My approach to image making is a meditative and contemplative one. It is an exploration of feelings as much as it is an exploration of what I am seeing. Exploring my surroundings I develop a feeling for the place, the quality of light, and the setting that I may want to photograph. As this process evolves over time, sometimes a few minutes transpires, sometimes a few hours, or more often times even days, it becomes very clear to me what to photograph, if anything at all. The more successful images manifest themselves when I have taken the time to settle into a place and find the solitude it has to offer. It is at this time I find myself seeing things that are special. Sharing these encounters with others, through my photographic images, is one of my greatest joys.
Biography
Born in 1949 in Brooklyn, NY, I received early exposure to art and artists through my father, a photo-realist painter/illustrator, with a studio in mid town Manhattan. I started making photographs in 1966 as editor of my high school yearbook, using a Rolliflex 120mm twin lens reflex camera. My current images are made with a Zone VI 8X10 wood field camera using old Goerz Dagor and Artar lenses. I make Silver Chloride contact prints from my negatives. I also produce Platinum/Palladium prints of select images in limited editions. I do not make photographic images to be enlarged, but see them as contact prints from the beginning.
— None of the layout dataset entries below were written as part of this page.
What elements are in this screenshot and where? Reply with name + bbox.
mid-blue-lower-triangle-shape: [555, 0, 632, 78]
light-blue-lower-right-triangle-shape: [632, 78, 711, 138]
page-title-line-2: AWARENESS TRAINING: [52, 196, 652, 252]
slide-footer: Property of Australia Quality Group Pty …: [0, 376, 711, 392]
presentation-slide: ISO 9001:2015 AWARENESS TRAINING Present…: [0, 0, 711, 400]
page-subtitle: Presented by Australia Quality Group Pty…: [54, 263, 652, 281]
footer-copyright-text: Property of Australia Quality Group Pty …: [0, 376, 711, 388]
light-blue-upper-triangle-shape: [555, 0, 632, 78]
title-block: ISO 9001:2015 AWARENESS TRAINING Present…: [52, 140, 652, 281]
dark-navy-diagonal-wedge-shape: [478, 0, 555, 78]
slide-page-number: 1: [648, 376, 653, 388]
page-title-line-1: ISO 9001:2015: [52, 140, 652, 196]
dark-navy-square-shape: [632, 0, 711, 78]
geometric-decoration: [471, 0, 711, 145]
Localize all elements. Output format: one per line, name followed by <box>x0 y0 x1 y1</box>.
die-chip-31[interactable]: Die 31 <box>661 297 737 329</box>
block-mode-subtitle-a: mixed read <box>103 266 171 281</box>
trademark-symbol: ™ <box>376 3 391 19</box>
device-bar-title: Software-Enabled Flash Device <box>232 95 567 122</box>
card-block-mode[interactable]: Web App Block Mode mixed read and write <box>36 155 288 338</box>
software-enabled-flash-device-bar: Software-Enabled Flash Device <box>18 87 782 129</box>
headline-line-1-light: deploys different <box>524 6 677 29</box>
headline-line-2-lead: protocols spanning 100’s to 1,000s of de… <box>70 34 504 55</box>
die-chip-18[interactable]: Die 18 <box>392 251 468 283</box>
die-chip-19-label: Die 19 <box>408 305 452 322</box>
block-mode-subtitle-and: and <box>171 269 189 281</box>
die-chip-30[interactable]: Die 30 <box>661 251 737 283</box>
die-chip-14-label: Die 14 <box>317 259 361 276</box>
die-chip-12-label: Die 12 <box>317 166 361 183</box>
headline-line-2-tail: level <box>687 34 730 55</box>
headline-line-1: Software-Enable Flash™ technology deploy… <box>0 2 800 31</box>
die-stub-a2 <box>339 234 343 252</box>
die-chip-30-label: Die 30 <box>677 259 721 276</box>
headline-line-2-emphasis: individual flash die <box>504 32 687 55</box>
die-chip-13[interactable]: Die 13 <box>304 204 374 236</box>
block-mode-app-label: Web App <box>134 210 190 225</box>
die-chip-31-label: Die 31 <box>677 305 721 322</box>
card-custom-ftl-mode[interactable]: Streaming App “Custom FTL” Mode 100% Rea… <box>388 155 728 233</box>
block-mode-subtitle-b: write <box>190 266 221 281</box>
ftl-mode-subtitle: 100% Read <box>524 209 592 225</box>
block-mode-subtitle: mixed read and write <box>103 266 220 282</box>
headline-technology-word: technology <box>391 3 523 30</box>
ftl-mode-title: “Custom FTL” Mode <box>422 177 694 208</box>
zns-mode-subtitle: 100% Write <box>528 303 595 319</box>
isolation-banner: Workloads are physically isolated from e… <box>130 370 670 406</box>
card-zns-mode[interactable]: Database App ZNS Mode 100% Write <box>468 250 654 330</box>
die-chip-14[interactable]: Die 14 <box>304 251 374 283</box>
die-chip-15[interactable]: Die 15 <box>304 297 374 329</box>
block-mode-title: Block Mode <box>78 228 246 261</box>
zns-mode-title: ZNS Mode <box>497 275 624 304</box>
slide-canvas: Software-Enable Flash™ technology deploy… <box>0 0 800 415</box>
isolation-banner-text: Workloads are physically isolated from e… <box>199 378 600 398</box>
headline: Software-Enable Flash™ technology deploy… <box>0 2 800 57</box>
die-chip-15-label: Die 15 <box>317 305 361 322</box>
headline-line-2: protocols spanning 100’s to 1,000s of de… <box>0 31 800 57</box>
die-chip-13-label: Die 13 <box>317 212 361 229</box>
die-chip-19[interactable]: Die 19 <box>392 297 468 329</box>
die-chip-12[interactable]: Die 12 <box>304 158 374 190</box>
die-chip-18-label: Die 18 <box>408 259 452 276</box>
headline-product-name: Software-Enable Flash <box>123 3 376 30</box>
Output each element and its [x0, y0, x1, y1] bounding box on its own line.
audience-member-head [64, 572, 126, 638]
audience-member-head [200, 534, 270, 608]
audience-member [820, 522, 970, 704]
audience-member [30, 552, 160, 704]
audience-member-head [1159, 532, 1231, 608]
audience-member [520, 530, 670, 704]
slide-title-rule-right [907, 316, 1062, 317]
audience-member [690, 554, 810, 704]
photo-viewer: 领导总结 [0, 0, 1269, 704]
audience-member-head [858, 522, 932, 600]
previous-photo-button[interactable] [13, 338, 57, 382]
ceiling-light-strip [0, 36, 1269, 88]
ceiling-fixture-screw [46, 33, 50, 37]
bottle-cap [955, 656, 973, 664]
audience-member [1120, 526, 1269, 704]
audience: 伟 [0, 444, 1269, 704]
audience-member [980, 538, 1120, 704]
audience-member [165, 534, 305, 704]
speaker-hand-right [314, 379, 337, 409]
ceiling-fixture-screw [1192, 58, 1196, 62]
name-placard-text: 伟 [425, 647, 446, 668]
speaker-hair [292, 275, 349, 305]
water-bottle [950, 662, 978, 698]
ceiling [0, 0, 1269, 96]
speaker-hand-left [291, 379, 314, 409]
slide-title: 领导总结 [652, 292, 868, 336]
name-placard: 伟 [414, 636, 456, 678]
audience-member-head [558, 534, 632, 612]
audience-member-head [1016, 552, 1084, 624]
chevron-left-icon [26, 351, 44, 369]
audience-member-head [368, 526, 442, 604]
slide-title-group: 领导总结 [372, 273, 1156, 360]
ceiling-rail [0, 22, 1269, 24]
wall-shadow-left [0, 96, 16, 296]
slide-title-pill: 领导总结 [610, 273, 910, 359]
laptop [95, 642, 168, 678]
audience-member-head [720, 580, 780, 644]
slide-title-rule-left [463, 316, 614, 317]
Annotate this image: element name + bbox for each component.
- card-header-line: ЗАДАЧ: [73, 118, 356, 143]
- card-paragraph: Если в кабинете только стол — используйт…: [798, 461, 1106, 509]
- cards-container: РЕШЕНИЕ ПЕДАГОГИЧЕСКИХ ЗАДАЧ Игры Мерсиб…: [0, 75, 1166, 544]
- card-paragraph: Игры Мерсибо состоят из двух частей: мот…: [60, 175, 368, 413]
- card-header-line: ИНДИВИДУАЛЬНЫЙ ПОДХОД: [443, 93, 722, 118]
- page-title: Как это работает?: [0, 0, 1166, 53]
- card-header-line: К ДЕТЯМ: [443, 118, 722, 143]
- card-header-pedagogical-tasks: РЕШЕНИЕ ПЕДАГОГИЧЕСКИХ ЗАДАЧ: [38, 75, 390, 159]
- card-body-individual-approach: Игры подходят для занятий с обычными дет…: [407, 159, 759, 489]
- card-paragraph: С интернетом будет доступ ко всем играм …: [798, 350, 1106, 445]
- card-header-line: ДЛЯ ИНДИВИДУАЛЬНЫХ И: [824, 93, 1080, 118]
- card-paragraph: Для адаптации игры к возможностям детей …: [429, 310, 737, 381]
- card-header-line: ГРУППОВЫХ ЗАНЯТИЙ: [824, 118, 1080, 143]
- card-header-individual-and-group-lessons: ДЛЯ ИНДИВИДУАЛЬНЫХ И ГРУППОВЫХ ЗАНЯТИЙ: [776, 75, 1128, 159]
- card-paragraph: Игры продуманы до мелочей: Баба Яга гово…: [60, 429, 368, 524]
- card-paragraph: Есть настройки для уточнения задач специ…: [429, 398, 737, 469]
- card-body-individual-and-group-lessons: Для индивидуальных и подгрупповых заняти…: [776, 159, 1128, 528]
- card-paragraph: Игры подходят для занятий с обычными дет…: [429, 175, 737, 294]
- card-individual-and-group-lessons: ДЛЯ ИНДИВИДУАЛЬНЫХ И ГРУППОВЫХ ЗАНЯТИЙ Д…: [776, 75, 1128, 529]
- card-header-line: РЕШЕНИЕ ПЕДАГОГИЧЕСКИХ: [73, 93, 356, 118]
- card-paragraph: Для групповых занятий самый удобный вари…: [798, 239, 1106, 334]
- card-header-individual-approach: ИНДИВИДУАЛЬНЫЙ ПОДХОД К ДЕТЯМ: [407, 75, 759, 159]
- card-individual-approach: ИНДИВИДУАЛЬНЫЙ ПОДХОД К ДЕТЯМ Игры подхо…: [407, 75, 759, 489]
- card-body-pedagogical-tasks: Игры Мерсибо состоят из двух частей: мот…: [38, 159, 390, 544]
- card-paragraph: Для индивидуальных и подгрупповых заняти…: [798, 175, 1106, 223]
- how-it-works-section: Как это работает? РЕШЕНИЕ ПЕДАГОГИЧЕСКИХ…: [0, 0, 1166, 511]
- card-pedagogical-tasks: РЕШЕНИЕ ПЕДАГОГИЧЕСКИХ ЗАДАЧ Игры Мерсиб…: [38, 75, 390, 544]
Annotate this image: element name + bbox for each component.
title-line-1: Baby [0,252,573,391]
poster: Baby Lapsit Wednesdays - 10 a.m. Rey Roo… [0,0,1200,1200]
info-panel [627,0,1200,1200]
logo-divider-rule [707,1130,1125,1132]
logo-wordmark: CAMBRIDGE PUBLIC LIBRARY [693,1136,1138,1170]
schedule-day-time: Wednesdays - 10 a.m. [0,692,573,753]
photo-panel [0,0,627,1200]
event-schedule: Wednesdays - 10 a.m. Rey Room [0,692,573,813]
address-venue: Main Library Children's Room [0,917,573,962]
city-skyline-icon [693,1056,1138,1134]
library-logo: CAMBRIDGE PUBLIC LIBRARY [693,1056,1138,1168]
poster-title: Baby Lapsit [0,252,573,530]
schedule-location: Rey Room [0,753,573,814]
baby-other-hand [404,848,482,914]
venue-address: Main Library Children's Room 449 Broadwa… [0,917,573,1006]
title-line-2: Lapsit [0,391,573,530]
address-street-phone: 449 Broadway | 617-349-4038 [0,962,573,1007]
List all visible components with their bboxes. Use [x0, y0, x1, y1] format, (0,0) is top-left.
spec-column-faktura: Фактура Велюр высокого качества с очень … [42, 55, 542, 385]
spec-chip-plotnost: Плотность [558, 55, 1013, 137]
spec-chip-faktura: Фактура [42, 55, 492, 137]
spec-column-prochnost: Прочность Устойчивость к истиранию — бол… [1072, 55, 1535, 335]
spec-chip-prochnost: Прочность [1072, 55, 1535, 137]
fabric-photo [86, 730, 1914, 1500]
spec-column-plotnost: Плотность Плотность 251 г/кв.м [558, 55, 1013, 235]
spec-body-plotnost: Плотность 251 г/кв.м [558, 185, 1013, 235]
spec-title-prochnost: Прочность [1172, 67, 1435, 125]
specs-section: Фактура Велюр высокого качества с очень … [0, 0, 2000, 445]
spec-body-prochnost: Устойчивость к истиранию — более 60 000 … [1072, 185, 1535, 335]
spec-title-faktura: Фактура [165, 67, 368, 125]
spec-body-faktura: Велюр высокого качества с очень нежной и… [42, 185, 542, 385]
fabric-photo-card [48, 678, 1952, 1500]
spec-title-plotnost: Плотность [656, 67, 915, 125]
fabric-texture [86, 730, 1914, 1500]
After graduating high school, I studied fashion photography at the Fashion Institute Of Technology in NYC. As a student of commercial photography at The Art Center College Of Design, Los Angeles, California, I was introduced to and learned to master the use of large format cameras.
In 1999, I was awarded a scholarship to attend an intensive photographic workshop with Rod Dresser who was an assistant to Ansel Adams.